In 2011, Dirk Nowitzki was the Western Conference MVP for the first time, and it was no surprise. The German 7-footer had been prolific since entering the league in 1998, and was always the first player anyone thought of when they thought about the Dallas Mavericks. But while everyone knew Nowitzki was good, few people knew just how good he was, until now. The reason is simple: no one ever bothered to look. Just about every other major sports team in the world has a dedicated coach for analyzing film and working with players on their weaknesses. The Mavs are one of the few that don’t.

Holger Geschwindner was the man responsible for creating many of the training regimens that helped turn Dirk Nowitzki into the superstar that he is today. His unconventional methods of training resulted in Dirk’s development into a 7 foot tall sharpshooter. But how did a guy from Germany develop such a unique and successful training method? It all started when Holger Geschwindner’s coaching philosophy was shaped by some of the most influential people in his life, which eventually led to the beginning of his coaching career.

There is a basketball academy in Würzburg where an elderly coach, Holger Geschwindner, teaches basketball with methods that seem to apply to everything but basketball.

The Institute for Applied Stupidity is a subtle reference to all opponents who did not believe in his unorthodox methods. Those methods were put to the test when Holger, 51, saw the tall, thin 16-year-old Dirk Nowitzki after a youth game in 1994. He offered to train Dirk, and Dirk accepted.

Holger Geschwindner: Basketball is an art

Holger had his own vision of basketball, he hated size and saw the sport as an art form, a dance where the best players were artistic and aggressive. There was only one thing that should have been a perfect pattern: Dirk’s jump shot.

Every part of the unique high throw that Dirk was known for throughout his career was custom made. Holger, who studied mathematics and physics, used Dirk’s physical data to calculate the optimal arc and release point for this throw. All that remained was to perfect the art, and what better way to learn than through art?

Holger’s unique coaching methods

One day Holger brought his friend who played the saxophone to practice with him. Dirk was busy with his dribble, and suddenly music filled the room.

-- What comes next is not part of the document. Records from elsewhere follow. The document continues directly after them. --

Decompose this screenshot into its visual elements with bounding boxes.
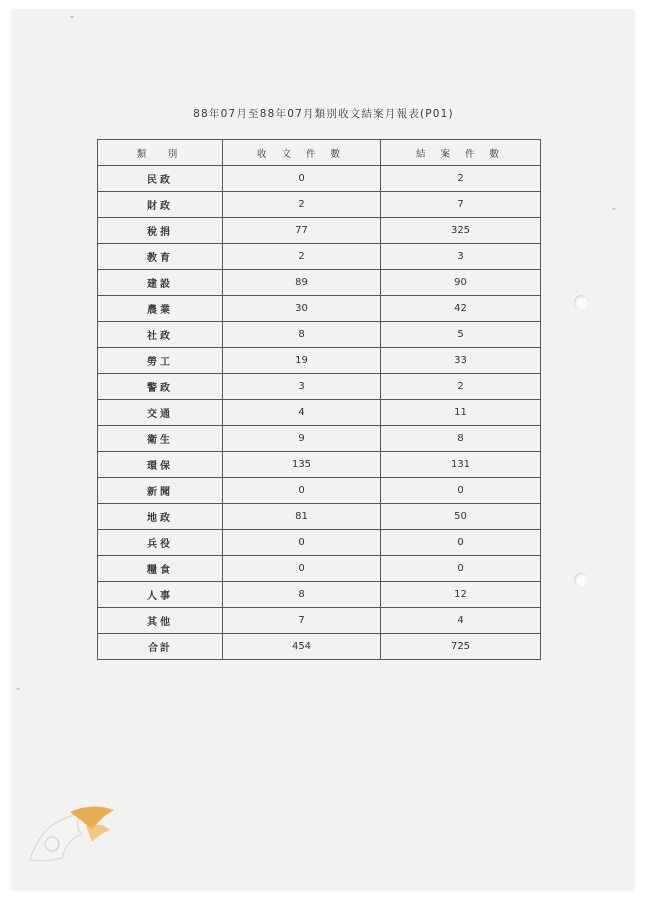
row-closed: 2 (381, 166, 541, 192)
row-category: 交通 (98, 400, 223, 426)
row-closed: 0 (381, 556, 541, 582)
row-closed: 11 (381, 400, 541, 426)
row-closed: 3 (381, 244, 541, 270)
row-received: 30 (223, 296, 381, 322)
table-row (98, 244, 541, 270)
row-received: 8 (223, 582, 381, 608)
row-category: 建設 (98, 270, 223, 296)
table-row (98, 608, 541, 634)
total-received: 454 (223, 634, 381, 660)
table-row (98, 556, 541, 582)
row-closed: 12 (381, 582, 541, 608)
row-category: 勞工 (98, 348, 223, 374)
row-closed: 325 (381, 218, 541, 244)
row-category: 人事 (98, 582, 223, 608)
header-received: 收 文 件 數 (223, 140, 381, 166)
row-category: 新聞 (98, 478, 223, 504)
table-row (98, 166, 541, 192)
table-row (98, 296, 541, 322)
row-received: 0 (223, 478, 381, 504)
archive-logo (22, 800, 122, 875)
row-received: 19 (223, 348, 381, 374)
row-category: 其他 (98, 608, 223, 634)
row-closed: 0 (381, 478, 541, 504)
paper-speck (70, 16, 74, 18)
total-label: 合計 (98, 634, 223, 660)
row-closed: 50 (381, 504, 541, 530)
table-row (98, 218, 541, 244)
row-category: 農業 (98, 296, 223, 322)
row-closed: 33 (381, 348, 541, 374)
row-received: 8 (223, 322, 381, 348)
row-received: 89 (223, 270, 381, 296)
row-received: 77 (223, 218, 381, 244)
row-closed: 8 (381, 426, 541, 452)
row-closed: 90 (381, 270, 541, 296)
row-category: 警政 (98, 374, 223, 400)
row-received: 9 (223, 426, 381, 452)
table-row (98, 452, 541, 478)
table-row (98, 270, 541, 296)
row-closed: 2 (381, 374, 541, 400)
row-closed: 7 (381, 192, 541, 218)
row-received: 0 (223, 530, 381, 556)
row-received: 7 (223, 608, 381, 634)
row-category: 地政 (98, 504, 223, 530)
row-category: 教育 (98, 244, 223, 270)
row-received: 0 (223, 556, 381, 582)
total-closed: 725 (381, 634, 541, 660)
total-row (98, 634, 541, 660)
row-category: 糧食 (98, 556, 223, 582)
header-category: 類 別 (98, 140, 223, 166)
table-row (98, 478, 541, 504)
row-received: 135 (223, 452, 381, 478)
paper-speck (16, 688, 20, 690)
table-row (98, 322, 541, 348)
report-title: 88年07月至88年07月類別收文結案月報表(P01) (193, 108, 454, 120)
table-row (98, 192, 541, 218)
logo-accent-shape (86, 825, 110, 842)
row-received: 0 (223, 166, 381, 192)
punch-hole-bottom (574, 573, 588, 587)
logo-map-shape (30, 814, 82, 861)
row-closed: 5 (381, 322, 541, 348)
row-category: 環保 (98, 452, 223, 478)
row-received: 4 (223, 400, 381, 426)
table-row (98, 348, 541, 374)
header-closed: 結 案 件 數 (381, 140, 541, 166)
row-category: 民政 (98, 166, 223, 192)
row-category: 社政 (98, 322, 223, 348)
row-closed: 42 (381, 296, 541, 322)
paper-speck (612, 208, 616, 210)
row-received: 2 (223, 192, 381, 218)
row-received: 81 (223, 504, 381, 530)
table-row (98, 504, 541, 530)
report-table (97, 139, 541, 660)
table-row (98, 530, 541, 556)
row-closed: 131 (381, 452, 541, 478)
row-received: 2 (223, 244, 381, 270)
table-row (98, 400, 541, 426)
row-closed: 0 (381, 530, 541, 556)
table-row (98, 426, 541, 452)
row-closed: 4 (381, 608, 541, 634)
table-row (98, 582, 541, 608)
table-row (98, 374, 541, 400)
row-category: 稅捐 (98, 218, 223, 244)
table-header-row (98, 140, 541, 166)
row-category: 衛生 (98, 426, 223, 452)
row-category: 兵役 (98, 530, 223, 556)
row-category: 財政 (98, 192, 223, 218)
row-received: 3 (223, 374, 381, 400)
punch-hole-top (574, 295, 588, 309)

Without hesitation, Holger told Dirk to keep dribbling to the music his friend was playing. This sort of thing was common, and a big part of Holger’s coaching philosophy was to teach students to improvise and be an artist rather than a formulaic player.

Holger’s approach was to work on every aspect of Dirk’s game, both on and off the field, and this last game was perhaps the best demonstration of his unorthodox coaching genius.

In practice, Dirk shot off the foot, squat, lunge and after spin. A finger press followed, which Holger said was the best way to unload the shooter.

In his spare time, he learned to play the piano and guitar to master the rhythm of his fingers, and read physics books to better understand the mechanics of shooting and movement in general. He did a series of footwork exercises with Holger in the gym, then took rolling and fencing lessons to learn the rhythm of footwork. After dribbling and throwing to the rhythm of the saxophone, he learned to play the saxophone to improve his improvisational skills. Holger also had him read poetry and watch operas so that he would become a more holistic person and learn more about different art forms.

Dirk Nowitzki scores in NBA

In the end, the whole thing, which seemed like complete madness to outsiders, had a significant impact on Dirk’s basketball. With all the weird shooting and his experience as a piano and guitar player, Dirk could shoot and hit from almost any position and situation. All the dance and fencing classes gave him incredible footwork on the field, and all the other improv and rhythm classes helped him get out of tough situations and make baskets when he needed to. Dirk even followed Holger’s training plan when he was 18 years old. He completed his military service at the age of 18. Dirk was soon on the radar of NBA teams and in 1998 he left for the United States.

Holger not only helped him through a difficult first season, when he struggled to adjust and considered returning to Germany, but he has remained by Dirk’s side as a mentor and friend throughout his career. He helped Dirk recover psychologically from heartbreaking playoff losses in 2006 and 2007, and he was there to cry with joy when Dirk became the first European to score 30,000 points in the NBA. Dirk retired as a living legend after 21 seasons.

By Dirk’s own admission, and even if Holger won’t admit it, he has shaped and created Dirk as a player. Many players and coaches have adopted, to varying degrees, the methods that made Holger famous, but no one has been able to match the success he achieved with Dirk. Whatever one may say about him or his work, Holger’s results are a story for the ages.